The Early Kings of Norway
Author : Thomas Carlyle
Publisher : London Chapman and Hall [1878?]
Page : 388 pages
File Size : 43,28 MB
Release : 1875
Category : Norway
ISBN :
Author : Thomas Carlyle
Publisher : London Chapman and Hall [1878?]
Page : 388 pages
File Size : 43,28 MB
Release : 1875
Category : Norway
ISBN :
Author : Thomas Carlyle
Publisher : BoD – Books on Demand
Page : 317 pages
File Size : 16,52 MB
Release : 2023-11-20
Category : Fiction
ISBN : 3385232848
Reprint of the original, first published in 1875.
Author : Thomas Carlyle
Publisher : BoD – Books on Demand
Page : 146 pages
File Size : 26,98 MB
Release : 2023-08-30
Category : Fiction
ISBN : 3387015240
Reproduction of the original. The publishing house Megali specialises in reproducing historical works in large print to make reading easier for people with impaired vision.
Author : Томас Карлейль
Publisher : Litres
Page : pages
File Size : 41,49 MB
Release : 2021-12-02
Category : Fiction
ISBN : 5041239886
Author : Thomas Carlyle
Publisher : BoD – Books on Demand
Page : 318 pages
File Size : 31,63 MB
Release : 2024-03-19
Category : Fiction
ISBN : 3385386926
Reprint of the original, first published in 1875.
Author : Thomas Carlyle
Publisher :
Page : 408 pages
File Size : 38,39 MB
Release : 1899
Category :
ISBN :
Author : Inger Ekrem
Publisher : Museum Tusculanum Press
Page : 262 pages
File Size : 14,49 MB
Release : 2003
Category : Norway
ISBN : 9788772898131
Written during the second half of the 12th century, the Historia Norwegie presents a lively and Christianised account of Norwegian history, particularly of the 10th century.

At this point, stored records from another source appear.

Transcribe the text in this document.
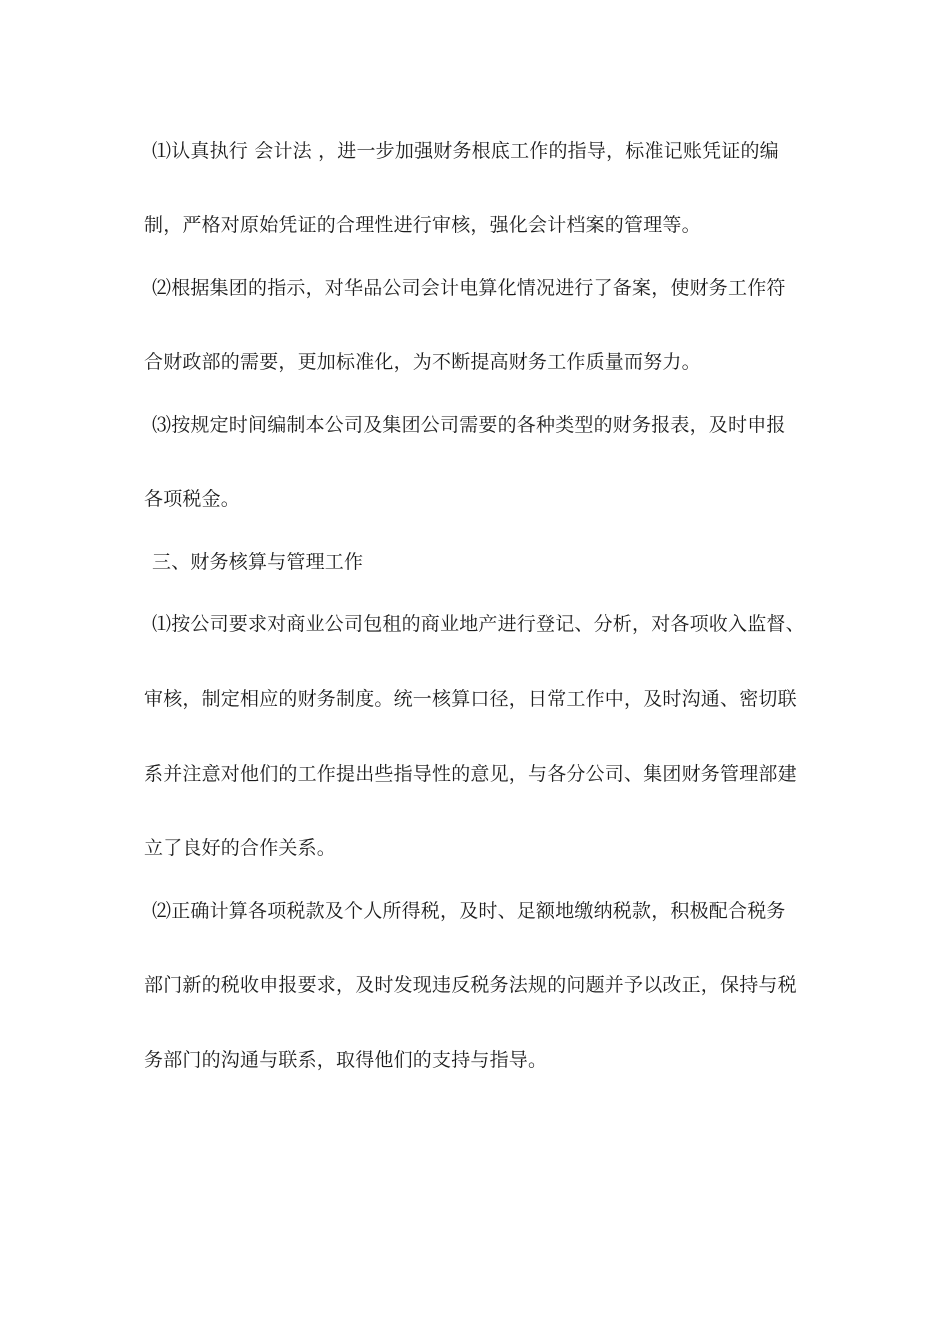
⑴认真执行 会计法 ，进一步加强财务根底工作的指导，标准记账凭证的编
制，严格对原始凭证的合理性进行审核，强化会计档案的管理等。
⑵根据集团的指示，对华品公司会计电算化情况进行了备案，使财务工作符
合财政部的需要，更加标准化，为不断提高财务工作质量而努力。
⑶按规定时间编制本公司及集团公司需要的各种类型的财务报表，及时申报
各项税金。
三、财务核算与管理工作
⑴按公司要求对商业公司包租的商业地产进行登记、分析，对各项收入监督、
审核，制定相应的财务制度。统一核算口径，日常工作中，及时沟通、密切联
系并注意对他们的工作提出些指导性的意见，与各分公司、集团财务管理部建
立了良好的合作关系。
⑵正确计算各项税款及个人所得税，及时、足额地缴纳税款，积极配合税务
部门新的税收申报要求，及时发现违反税务法规的问题并予以改正，保持与税
务部门的沟通与联系，取得他们的支持与指导。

Author : Theodore Murdock Andersson
Publisher :
Page : 0 pages
File Size : 14,43 MB
Release : 2016
Category : Kings and rulers
ISBN : 9780935995206
"The purpose of the present volume is to provide the nonspecialist with a first orientation on the category of Icelandic sagas known as 'kings' sagas.' They are so titled because they typically, though not exclusively, recount the lives of the Norwegian kings from ca. 900 down to the thirteenth century."--p.vii
Author :
Publisher : Cornell University Press
Page : 574 pages
File Size : 45,51 MB
Release : 2012-07-11
Category : Fiction
ISBN : 1501720619
Morkinskinna ("rotten parchment"), the first full-length chronicle of the kings of medieval Norway (1030-1157), forms the basis of the Icelandic chronicle tradition. Based ultimately on an original from ca. 1220, the single defective manuscript was written in Iceland ca. 1275. The present volume, the first translation of Morkinskinna in any language, makes this literary milestone available to a general readership, with introduction and commentary to clarify its position in the history of medieval Icelandic letters. The book is designed to be used by readers with no knowledge of Icelandic. The translation is keyed to, and may be used in conjunction with, the existing diplomatic editions. Notes on the manuscript problems, as well as introductory and appended matter, augment the text. Above all, Kari Ellen Gade's edition of the skaldic stanzas provides a substantial initial step toward a future edition of the Icelandic text: Morkinskinna is the first large-scale repository of skaldic verse. Morkinskinna also includes many semi-independent tales that recount the adventures of individual Icelanders at the Norwegian court. These tales, with their often humorous or ironic inflections, shift the focus of the chronicle from the deeds of the kings to the Icelandic perception of Norwegian royalty.
Author : Shami Ghosh
Publisher : BRILL
Page : 269 pages
File Size : 38,90 MB
Release : 2011-09-20
Category : History
ISBN : 9004210474
This book is an examination of some of the principal issues arising from the study of the kings’ sagas, the main narrative sources for Norwegian history before c. 1200. Providing an overview of the past two decades of scholarship, it discusses the vexed relationship between verse and prose and the reliability as historical sources of the verse alone or the combination of verse and prose; the possibility and extent of non-native influence on the composition of these texts; and the function of the past, in particular given that most of the historiography of Norway was produced in Iceland. This book aims to stimulate studies of medieval Scandinavian historiography with its critical perspective on the texts and the scholarship, while also providing a useful work of reference in order to make this area of research accessible to scholars in cognate fields.